Refatullah and Mohammad Ali got the proceeding stayed on May 9, 2018 and December 12, 2018 while the rest stay orders had already been withdrawn, the prosecutor said.

He said that the attorney general had been requested to take steps to get the stay order withdrawn to pave the way for the trial.

Attorney general Mahbubey Alam, however, said that the public prosecutors did not inform him about the stay orders.

‘If the PP persuades me, I will try to vacate the barriers,’ he said.

Bangladesh Shrama Institute trustee board chairman Shah Atiul Islam said that the failure in ensuring justice for the victims of the worst industrial disaster in the country had become a ‘national disgrace’.
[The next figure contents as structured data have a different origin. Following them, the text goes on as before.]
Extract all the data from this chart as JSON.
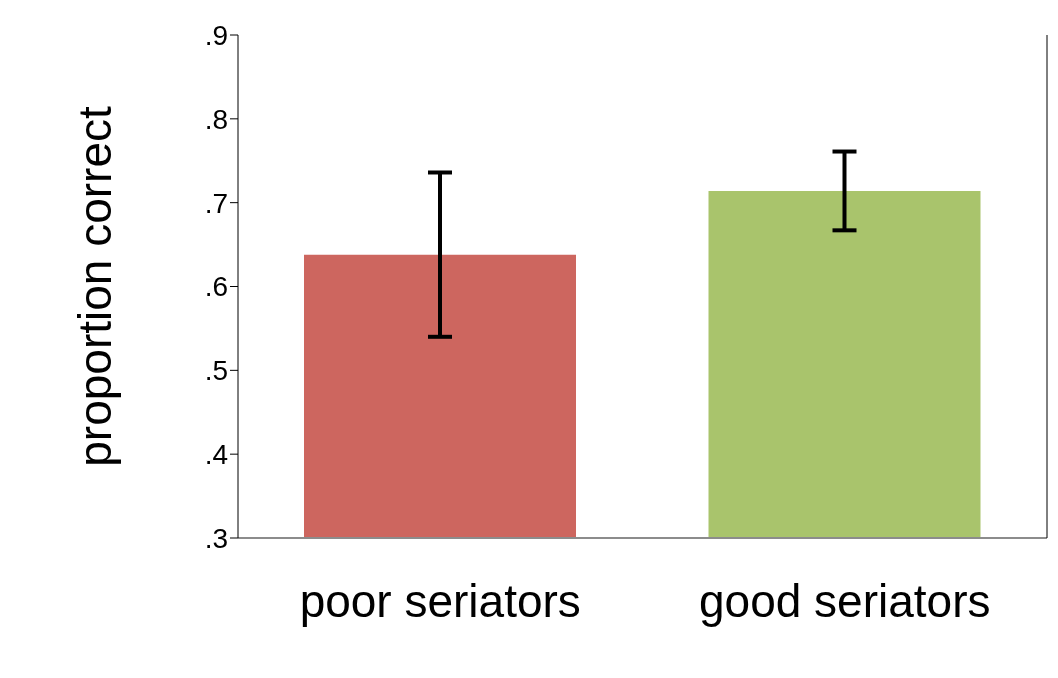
{
  "chart_data": {
    "type": "bar",
    "ylabel": "proportion correct",
    "categories": [
      "poor seriators",
      "good seriators"
    ],
    "values": [
      0.638,
      0.714
    ],
    "errors": [
      0.098,
      0.047
    ],
    "colors": [
      "#cd665f",
      "#a9c46c"
    ],
    "ylim": [
      0.3,
      0.9
    ],
    "yticks": [
      {
        "value": 0.3,
        "label": ".3"
      },
      {
        "value": 0.4,
        "label": ".4"
      },
      {
        "value": 0.5,
        "label": ".5"
      },
      {
        "value": 0.6,
        "label": ".6"
      },
      {
        "value": 0.7,
        "label": ".7"
      },
      {
        "value": 0.8,
        "label": ".8"
      },
      {
        "value": 0.9,
        "label": ".9"
      }
    ]
  }
}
Bangladesh Garment Workers’ Solidarity president Taslima Akhter at an online press conference placed seven-point demand, including speedy trial of the accused and their exemplary punishment, declaration of April 24 as a morning day and holiday for garment workers.

Workplace safety for workers came forward and the brands and buyers were forced to contribute in Rana Plaza Claim Administration after the disaster.

Garment Shramik Karmachari Oikkya Parishad in a statement demanded amendment to labour law to install compensation on the basis of the loss of earnings of a worker.

Victims Mahmudul Hasan Ridoy, Nasir, Nilufa, Pakhi and Roksana urged the government to ensure exemplary punishment of the accused, who brought untold sufferings for them.

Bangladesh is the second highest RMG exporter in the global market and the major export destinations are the US, the UK, Germany, Belgium, Denmark, France, Italy, the Netherlands, Poland, Spain and Canada.

More than four million workers, mostly female, work for at least 4,000 garment factories located at several industrial belts across Bangladesh.